InterSpeech 2021

Visual Speech for Obstructive Sleep Apnea Detection
(3 minutes introduction)

Catarina Botelho (INESC-ID Lisboa, Portugal), Alberto Abad (INESC-ID Lisboa, Portugal), Tanja Schultz (Universität Bremen, Germany), Isabel Trancoso (INESC-ID Lisboa, Portugal)
Obstructive sleep apnea (OSA) affects almost one billion people worldwide and limits peoples’ quality of life substantially. Furthermore, it is responsible for significant morbidity and mortality associated with hypertension, cardiovascular diseases, work and traffic accidents. Thus, the early detection of OSA can save lives. In our previous work we used speech as biomarker for automatic OSA detection.
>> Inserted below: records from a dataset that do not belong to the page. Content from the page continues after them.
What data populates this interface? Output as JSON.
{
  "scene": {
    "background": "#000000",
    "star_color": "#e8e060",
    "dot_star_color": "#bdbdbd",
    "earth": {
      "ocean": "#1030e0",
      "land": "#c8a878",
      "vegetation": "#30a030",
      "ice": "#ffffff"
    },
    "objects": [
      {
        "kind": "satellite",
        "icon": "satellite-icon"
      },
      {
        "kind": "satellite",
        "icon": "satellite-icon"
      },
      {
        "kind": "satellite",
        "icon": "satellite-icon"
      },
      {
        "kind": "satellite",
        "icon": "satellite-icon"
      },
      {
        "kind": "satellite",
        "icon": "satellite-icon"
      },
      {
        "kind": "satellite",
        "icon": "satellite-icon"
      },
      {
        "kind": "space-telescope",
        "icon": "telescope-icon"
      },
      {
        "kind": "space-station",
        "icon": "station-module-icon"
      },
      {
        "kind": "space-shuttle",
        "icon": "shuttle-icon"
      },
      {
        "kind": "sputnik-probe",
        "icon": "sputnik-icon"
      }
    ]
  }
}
More recently, we leveraged the fact that OSA patients have anatomical and functional abnormalities of the upper airway and an altered craniofacial morphology, and therefore explore information from facial images for OSA detection. In this work, we propose to combine speech and facial image information to detect OSA from YouTube vlogs. This in-the-wild data poses an inexpensive alternative to standard data collected for medical applications, which is often scarce, imbalanced and costly to acquire. Besides speech and facial images, we propose to include visual speech as a third modality, inspired by the emerging field of silent computational paralinguistics. We hypothesize that embeddings trained from lip reading integrate information on the craniofacial structure, on speech articulation and breathing patterns, thus containing relevant cues for OSA detection. Fusion of the three modalities achieves an accuracy of 82.5% at the speaker level.